Logging is structured around the wonderful PHP-FIG Log specification as the framework provides no real logging mechanism. It does however provide a very basic logging class, Titon\Debug\Logger, that writes to the filesystem. We suggest using Monolog for more advanced logging.

To enable logging within the debug layer, a logger must be set on the Titon\Debug\Debugger class.

Titon\Debug\Debugger::setLogger(new Titon\Debug\Logger('/temp/logs'));

Log Levels

There are 8 logging levels that can be used to denote the severity of the log, they are in order: debug, info, notice, warning, error, critical, alert, and emergency. Each of these levels can be triggered as a method on the logger class.

$logger = new Titon\Debug\Logger('/temp/logs');
$logger->info('This message is informational.');
$logger->alert('Something is going really really wrong!');

An array of key-values can be passed as the 2nd argument and will be inserted into any tokens in the message.

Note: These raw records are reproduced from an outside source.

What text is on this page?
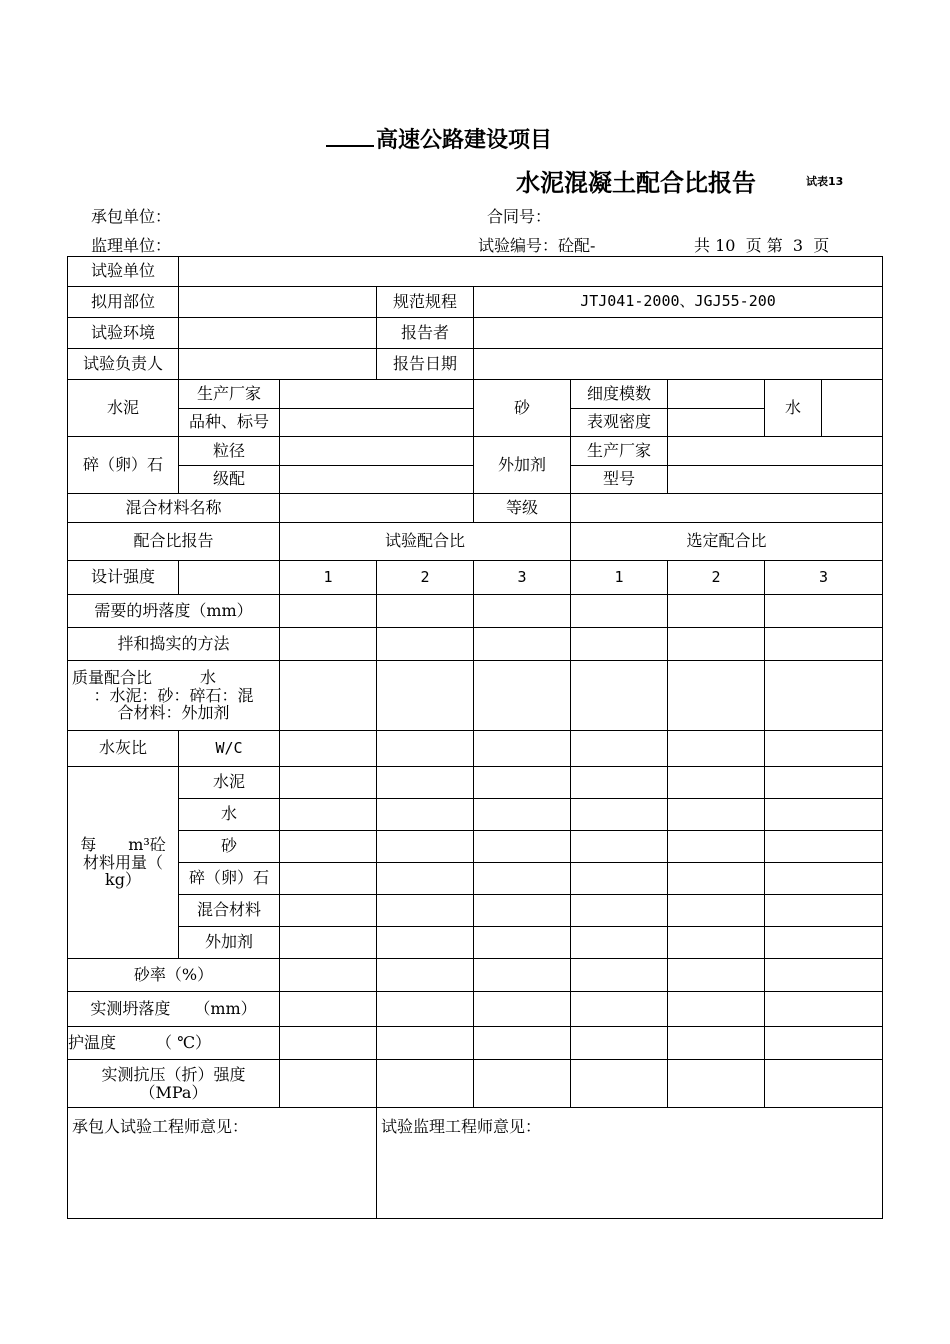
高速公路建设项目
水泥混凝土配合比报告	试表13
承包单位：	合同号：
监理单位：	试验编号：砼配-	共 10  页 第  3  页
试验单位								
拟用部位			规范规程	JTJ041-2000、JGJ55-200				
试验环境			报告者					
试验负责人			报告日期					
水泥	生产厂家			砂	细度模数		水	
	品种、标号				表观密度			
碎（卵）石	粒径			外加剂	生产厂家			
	级配				型号			
混合材料名称				等级				
配合比报告		试验配合比			选定配合比			
设计强度		1	2	3	1	2	3	
需要的坍落度（mm）								
拌和捣实的方法								

质量配合比　　　水
：水泥：砂：碎石：混
合材料：外加剂								

水灰比	W/C							

每　　m³砼
材料用量（
kg）	水泥							
	水							
	砂							
	碎（卵）石							
	混合材料							
	外加剂							
砂率（%）								
实测坍落度　　（mm）								
护温度　　　（ ℃）								

实测抗压（折）强度
（MPa）								

承包人试验工程师意见：			试验监理工程师意见：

$logger->warning('{foo} is failing!', ['foo' => 'bar']); // bar is failing!

All logs will be written to a file in the directory passed to the constructor, with the file name matching the log level. For example, logging an emergency will append to /temp/logs/emergency.log.

Daily Rotation

The built-in Logger class implements a very rudimentary log rotation system by appending all log files with the current day timestamp. To continue with the previous example, logging an emergency will write to /temp/logs/emergency-2014-02-26.log.